El corazón se le aceleró. Esperó unos segundos prudenciales, danto tiempo, en vano, a que volviera a ponerse en marcha. Las luces se apagaron para volverse a encender con la misma facilidad. Recorrió el espacio que le separaba para tocar la alarma del ascensor. Dos, tres veces. Nada. Bueno, por lo menos era espacioso. «¿Cuáles son las posibilidades de que ni un mísero vigilante de seguridad esté en el edificio? ¿Y de que no oigan el timbre?», pensó. Era un gran rascacielos de oficinas, eran las diez de la noche y víspera de puente, tenía que haber alguien. Volvió a tocar la campana y sólo le contestó el más despiadado silencio.
Se aflojó el nudo de la corbata y sacó el móvil. Si no oían la puta alarma del ascensor llamaría directamente a los bomberos. Pero no daba tono, ¿cómo era posible que un ascensor de un edificio como aquel pecara del fallo más clásico? Sin cobertura. Empezó a dar vueltas, los ascensores deberían estar monitorizados.
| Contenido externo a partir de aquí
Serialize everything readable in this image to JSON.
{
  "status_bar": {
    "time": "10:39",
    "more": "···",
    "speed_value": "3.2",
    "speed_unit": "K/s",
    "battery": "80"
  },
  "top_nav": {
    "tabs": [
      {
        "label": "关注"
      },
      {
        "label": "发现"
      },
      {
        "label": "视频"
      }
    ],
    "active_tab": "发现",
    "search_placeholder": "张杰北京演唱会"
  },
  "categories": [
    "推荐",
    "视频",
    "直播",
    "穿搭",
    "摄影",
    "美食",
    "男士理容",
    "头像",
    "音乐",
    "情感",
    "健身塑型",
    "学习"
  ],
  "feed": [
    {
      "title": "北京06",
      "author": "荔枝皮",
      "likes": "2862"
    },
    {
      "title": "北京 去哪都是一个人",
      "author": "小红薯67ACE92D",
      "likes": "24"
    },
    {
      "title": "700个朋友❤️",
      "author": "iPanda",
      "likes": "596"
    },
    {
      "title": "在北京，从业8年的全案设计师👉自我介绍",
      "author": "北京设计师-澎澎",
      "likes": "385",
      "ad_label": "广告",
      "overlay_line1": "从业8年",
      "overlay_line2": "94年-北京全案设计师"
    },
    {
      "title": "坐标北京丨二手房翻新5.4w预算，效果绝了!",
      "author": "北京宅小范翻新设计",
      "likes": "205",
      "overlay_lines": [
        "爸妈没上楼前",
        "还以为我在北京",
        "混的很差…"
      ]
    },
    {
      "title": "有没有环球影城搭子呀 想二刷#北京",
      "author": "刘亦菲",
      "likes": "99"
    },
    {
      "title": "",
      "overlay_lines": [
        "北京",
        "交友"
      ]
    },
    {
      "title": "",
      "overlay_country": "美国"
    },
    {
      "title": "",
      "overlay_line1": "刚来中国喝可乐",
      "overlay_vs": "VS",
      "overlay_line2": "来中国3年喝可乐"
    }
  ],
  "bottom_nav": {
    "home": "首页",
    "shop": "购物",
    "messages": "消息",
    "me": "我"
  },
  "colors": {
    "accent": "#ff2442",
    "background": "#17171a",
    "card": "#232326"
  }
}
Mandarán a alguien, se dijo. Pero los minutos pasaban y se sorprendió a sí mismo pensando si se le agotaría el oxígeno. Desechó la idea, las luces estaban encendidas y la ventilación, por ende, también.
—¡Joder! —Dio un golpe a la puerta, con rabia, con impotencia—. ¡Socorro! ¿Hay alguien? —Siguió dando golpes a la puerta, hasta que, como única respuesta, le quedaron las manos doloridas.
Se quitó el flequillo de la frente y apoyó la espalda en la pared. Aquello no podía estar ocurriendo, lo más patético era que nadie se daría cuenta de su ausencia.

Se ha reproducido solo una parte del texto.